Ponchatoula overpowers Ruston late in Division I semifinal

Senior Braylan McNeal finished with 16 points and 17 rebounds as head coach Ryan Bond looks on (Photo credit: Reggie McLeroy)

By T. Scott Boatright

LAKE CHARLES – It all came down to the play in the paint for second-seeded Ruston and third-seeded Ponchatoula as they battled for a title game berth in semifinals action Thursday night of the Division I Boys Basketball bracket at Burton Coliseum in Lake Charles.

And Ponchtoula proved to be strong in the post as the Green Wave used a fourth-quarter surge to roll to a 62-55 win over the Bearcats, denying Ruston its first chance at a state hoops title in 35 years. 

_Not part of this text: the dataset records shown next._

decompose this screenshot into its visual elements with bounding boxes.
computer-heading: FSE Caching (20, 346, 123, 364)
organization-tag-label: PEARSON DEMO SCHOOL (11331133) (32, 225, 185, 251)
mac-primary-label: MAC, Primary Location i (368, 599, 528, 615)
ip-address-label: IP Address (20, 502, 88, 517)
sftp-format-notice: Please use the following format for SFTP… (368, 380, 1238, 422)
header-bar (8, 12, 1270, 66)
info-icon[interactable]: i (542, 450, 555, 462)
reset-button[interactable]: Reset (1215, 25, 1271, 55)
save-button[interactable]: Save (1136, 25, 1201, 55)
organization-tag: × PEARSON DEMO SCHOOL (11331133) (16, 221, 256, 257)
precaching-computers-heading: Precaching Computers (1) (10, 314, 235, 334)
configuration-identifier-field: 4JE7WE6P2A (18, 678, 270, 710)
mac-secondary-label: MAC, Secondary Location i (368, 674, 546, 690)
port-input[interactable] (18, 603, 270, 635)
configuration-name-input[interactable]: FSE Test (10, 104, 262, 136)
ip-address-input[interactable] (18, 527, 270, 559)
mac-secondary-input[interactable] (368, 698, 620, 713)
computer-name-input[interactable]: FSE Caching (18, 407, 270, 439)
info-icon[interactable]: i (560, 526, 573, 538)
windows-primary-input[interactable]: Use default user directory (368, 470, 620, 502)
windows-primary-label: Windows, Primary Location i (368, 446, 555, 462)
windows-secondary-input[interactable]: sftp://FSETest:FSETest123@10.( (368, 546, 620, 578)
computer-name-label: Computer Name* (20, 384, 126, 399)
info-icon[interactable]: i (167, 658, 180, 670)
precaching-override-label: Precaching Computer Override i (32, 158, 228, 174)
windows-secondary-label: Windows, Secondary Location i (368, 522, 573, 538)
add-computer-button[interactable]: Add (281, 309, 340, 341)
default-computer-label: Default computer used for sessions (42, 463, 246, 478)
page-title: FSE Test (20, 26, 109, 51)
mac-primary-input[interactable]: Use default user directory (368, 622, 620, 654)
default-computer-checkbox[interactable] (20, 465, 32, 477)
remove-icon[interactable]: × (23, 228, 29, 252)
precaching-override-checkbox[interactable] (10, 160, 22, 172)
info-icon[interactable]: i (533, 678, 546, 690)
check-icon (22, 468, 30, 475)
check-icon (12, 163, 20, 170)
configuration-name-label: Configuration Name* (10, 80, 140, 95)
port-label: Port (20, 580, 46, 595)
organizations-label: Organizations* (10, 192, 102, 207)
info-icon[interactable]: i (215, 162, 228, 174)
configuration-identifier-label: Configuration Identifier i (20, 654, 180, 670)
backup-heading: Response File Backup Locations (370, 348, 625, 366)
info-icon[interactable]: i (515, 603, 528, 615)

Ponchtoula’s Allen Graves took over inside, totaling 20 points and 19 rebounds – 11 on the offensive side of the court – while adding four blocked shots and seven assists.

The 6-9 Graves, who comes from a basketball family as the younger brother to former LSU men’s player Marshall Graves and current Auburn women’s player Amoura Graves, was simply unstoppable inside. 

“Graves was a huge factor on the offensive glass,” Bond said. “I thought that was the difference in the ballgame right there. When you get (only) 11 offensive rebounds, and then the charges against us, that’s something that’s been our bugaboo all year. That’s something we worked on, so you can put it on me. Boxing out, that’s something we’ll continue to work on moving forward. But I’m still proud of this team.”

Meanwhile Ruston, who had used the 3-point shot to reach the semifinals, suddenly went cold from outside against the Green Wave, hitting on only three-of-10 shots from long distance.

“In our previous two games we made 10 threes each game,” Bond said. “In the second round against East St. John and against Barbe (in the quarterfinals), we made 10 threes. Our good shooters – they didn’t have a good night. And that’s part of it. But if we clean up the offensive rebounds, if we don’t have six or seven charges, because once you get those charges they’re in the paint, so those are conceivably layups.”

But Ruston still kept things tight for much of the contest.

The Bearcats stayed within four points of the Green Wave throughout the first half, and tied things up heading into the second stanza on a Joran Parker layup with 17.5 seconds remaining in the opening quarter.

And things went the same way in that second period, with Ponchatoula twice building as much as a four-point advantage before the Bearcats battled back.

Ruston trailed 25-21 with 1:16 left in the second quarter. But Aidan Anding stopped and popped a jumper with 30.5 seconds remaining in the stanza before Braylan McNeal slammed home an Alley-Oop dunk with 2.1 seconds on the clock to send the teams into the locker rooms at halftime tied at 25-25.

“Bray was a big factor for our team,” said RHS junior Lonnie Dimmer about McNeal, who finished with 16 points and 17 rebounds. “He’s our go-to guy, our senior. Our only senior. I feel like we – the guys coming back – we have to step up next year. I feel like we’re going to be back next year.”

“The experience will help us because we’ll be used to it,” Dimmer said. “This was our first year, the first in 35 years, making it this far. We weren’t even expecting to make it this far.”

And again in the third quarter Ponchatoula managed no more than a four-point lead at 32-28 on a Graves dunk with 3:18 left before the fourth quarter until a free throw with 1:43 remaining put the Green Wave on top 37-35

A three-point play by McNeal on a layup and free throw cut Ponchtoula’s lead to 37-35 heading into the fourth quarter.

And that’s when the Green Wave used a flood of free throws to decide things, hitting 19 consecutive throws before finally missing one with 9.1 seconds remaining.

Ponchatoula finished with a 92 free-throw percentage, hitting on 25-of-27 shots from the charity stripe.

“When you put them at the line – and I know we had to foul some at the end – when you put them at the line like that, and it didn’t come down to the referees, I disagreed with a call or two but thought they did a fair job. But when they’re knocking down their free throws like they did, and we didn’t shoot bad from the line – 20-of-21 – that makes it tough.”

After the game, Bond remained strong and encouraged his team to do the same.

“The kids, what they’ve done this year, I told them in the locker room afterwards that this is the first time in 35 years that a Ruston High School team has been to the Final Four,” Bond said. “There’s been a lot of good players come through Ruston High School since 1988. And there are some good players in that locker room. 

“There are some good players coming back – Braylan McNeal is the only senior we have. He’s been tremendous for our program, one of the all time greats at Ruston High. We’ve had a lot of players come through here the last 35 years – Division I players. Professional athletes. And they didn’t get here. So these kids can hold their heads high.”